Swiss International Commodity AG

Im Einkauf liegt der Gewinn

Swiss International Commodity AG als Rohstoffhandelsunternehmen schließt die Handels- und Transportlücke zwischen Produzenten und Verbrauchern. Dies lässt sich nicht über zentralisierte Börsen, ob elektronisch oder nicht, wie beispielsweise den Ölterminmarkt, realisieren, da physische Rohstoffe sehr stark in Güteklasse, Qualität und Herkunftsort variieren und sich auch die Bedürfnisse ihrer Nutzer stark unterscheiden. Termingeschäfte an Börsen sind ideal zur Preisfindung, aber hinsichtlich der physischen Zuteilung von Erdöl sind sie ungeeignet. Der große Nutzen des Terminhandels liegt einerseits in den Benchmarks, die daraus hervorgehen – wie Brent, WTI und Dubai – und anhand derer der Preis für physisches Erdöl mit einem Auf- oder Abschlag je nach Qualität, Transportmethode und Zielort festgelegt werden kann. Zum anderen liegt der Nutzen in der Möglichkeit für die Käufer, Verkäufer und Händler physischer Erdöllieferungen, sich gegen die Risiken und Forderungen in Verbindung mit OTC-Kontrakten abzusichern.

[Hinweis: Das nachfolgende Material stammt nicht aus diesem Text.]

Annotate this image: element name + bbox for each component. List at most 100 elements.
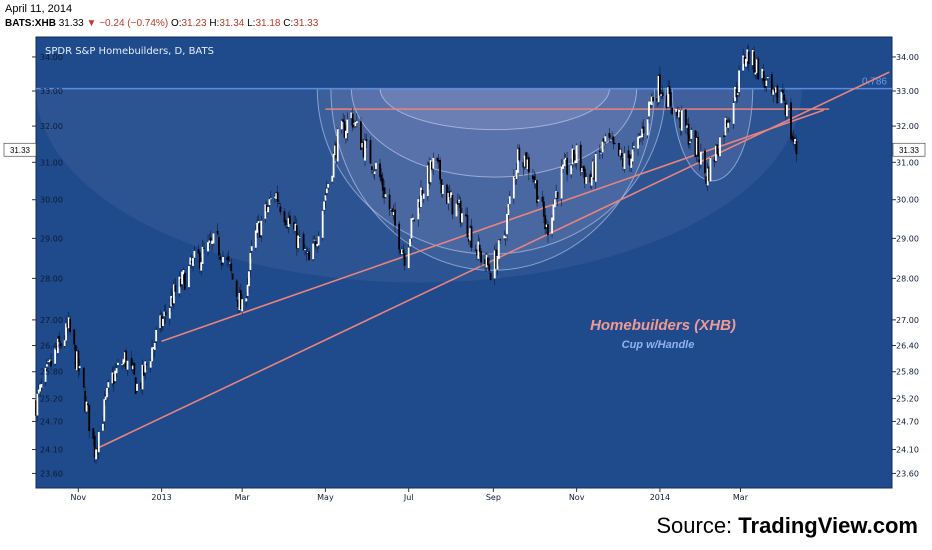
candle-body xyxy=(571,148,574,165)
candle xyxy=(258,221,261,238)
candle-body xyxy=(212,233,215,244)
candle-body xyxy=(684,109,687,127)
candle-body xyxy=(207,242,209,252)
candle xyxy=(728,118,731,124)
candle-body xyxy=(619,149,622,156)
candle-body xyxy=(725,119,728,128)
candle xyxy=(383,180,386,204)
candle-body xyxy=(639,135,642,138)
candle-body xyxy=(705,176,708,185)
candle xyxy=(687,117,690,149)
candle-body xyxy=(403,253,406,266)
candle xyxy=(459,196,462,228)
candle xyxy=(168,305,171,326)
candle-body xyxy=(728,120,731,122)
candle xyxy=(525,151,528,170)
candle-body xyxy=(388,194,391,210)
candle-body xyxy=(686,125,689,128)
candle xyxy=(82,367,85,390)
y-tick-label-left-7: 28.00 xyxy=(40,274,63,283)
candle xyxy=(36,391,39,422)
candle xyxy=(365,133,368,148)
candle xyxy=(526,151,529,171)
candle-body xyxy=(48,359,51,363)
candle-body xyxy=(97,431,100,453)
candle xyxy=(321,210,324,241)
candle xyxy=(486,252,489,268)
candle-body xyxy=(713,159,716,162)
candle xyxy=(781,83,784,100)
candle xyxy=(265,200,268,218)
candle xyxy=(652,91,654,104)
candle-body xyxy=(485,254,488,268)
candle-body xyxy=(151,347,153,362)
candle-body xyxy=(470,225,473,248)
candle-body xyxy=(345,130,347,139)
candle-body xyxy=(761,68,764,79)
y-tick-label-left-3: 25.20 xyxy=(40,395,63,404)
candle xyxy=(465,207,467,217)
candle xyxy=(77,349,80,379)
candle-body xyxy=(755,59,758,73)
candle xyxy=(354,120,357,128)
y-tick-label-left-12: 33.00 xyxy=(40,87,63,96)
y-tick-label-right-3: 25.20 xyxy=(896,395,919,404)
candle xyxy=(324,188,327,209)
candle-body xyxy=(231,273,234,280)
candle xyxy=(298,230,301,244)
candle xyxy=(380,167,383,185)
candle xyxy=(517,143,519,180)
candle xyxy=(351,108,354,131)
candle-body xyxy=(573,149,575,163)
candle-body xyxy=(661,92,664,97)
candle xyxy=(355,113,358,128)
candle xyxy=(115,364,118,378)
candle-body xyxy=(532,175,534,180)
candle xyxy=(417,198,420,227)
candle xyxy=(537,195,540,202)
candle xyxy=(533,171,536,188)
candle xyxy=(448,184,451,200)
candle xyxy=(37,384,40,399)
candle-body xyxy=(407,247,410,269)
candle-body xyxy=(489,273,492,281)
candle-body xyxy=(533,176,536,183)
candle-body xyxy=(649,101,652,105)
candle xyxy=(719,135,721,158)
candle xyxy=(493,245,496,286)
candle-body xyxy=(734,87,736,102)
candle xyxy=(410,217,413,242)
candle-body xyxy=(504,236,507,239)
candle xyxy=(649,101,652,108)
candle xyxy=(507,198,510,222)
candle xyxy=(456,193,459,212)
candle-body xyxy=(776,85,779,104)
candle-body xyxy=(542,201,545,217)
candle xyxy=(140,380,143,393)
ohlc-close-value: 31.33 xyxy=(293,18,319,29)
candle-body xyxy=(611,138,614,140)
candle-body xyxy=(667,87,670,107)
candle-body xyxy=(383,187,386,199)
candle xyxy=(343,115,346,139)
candle-body xyxy=(585,177,588,184)
candle xyxy=(411,214,414,223)
candle xyxy=(54,347,57,366)
candle-body xyxy=(652,97,654,102)
candle xyxy=(35,397,37,418)
candle-body xyxy=(474,249,477,251)
candle-body xyxy=(237,299,239,308)
candle xyxy=(136,382,138,392)
candle-body xyxy=(488,264,491,271)
candle xyxy=(450,189,452,198)
candle xyxy=(552,199,555,222)
y-tick-label-left-8: 29.00 xyxy=(40,234,63,243)
candle-body xyxy=(239,290,242,310)
candle-body xyxy=(375,162,377,169)
candle xyxy=(541,190,544,206)
candle xyxy=(228,262,231,269)
candle xyxy=(237,299,239,314)
pattern-title: Homebuilders (XHB) xyxy=(590,317,736,334)
candle-body xyxy=(331,175,334,182)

Die Swiss International Commodity AG ist bestrebt die Spanne zwischen dem Preis, den sie für (nicht transformierte) Rohstoffe zahlen, und dem Umsatz, den sie mit dem Verkauf von (transformierten) Rohstoffen erwirtschaften, zu maximieren. Deshalb besitzt die Minimierung der Gesamtkosten für die Rohstoffbeschaffung höchste Priorität. Für uns als Rohstoffhändler bedeutet das, den Einkauf von hauptsächlich Rohöl und Diesel, inklusive der damit verbundenen Logistik über Raffinerien so günstig wie möglich anzukaufen und an unsere Partner in der EU aber auch in Schwellenländern zu verkaufen.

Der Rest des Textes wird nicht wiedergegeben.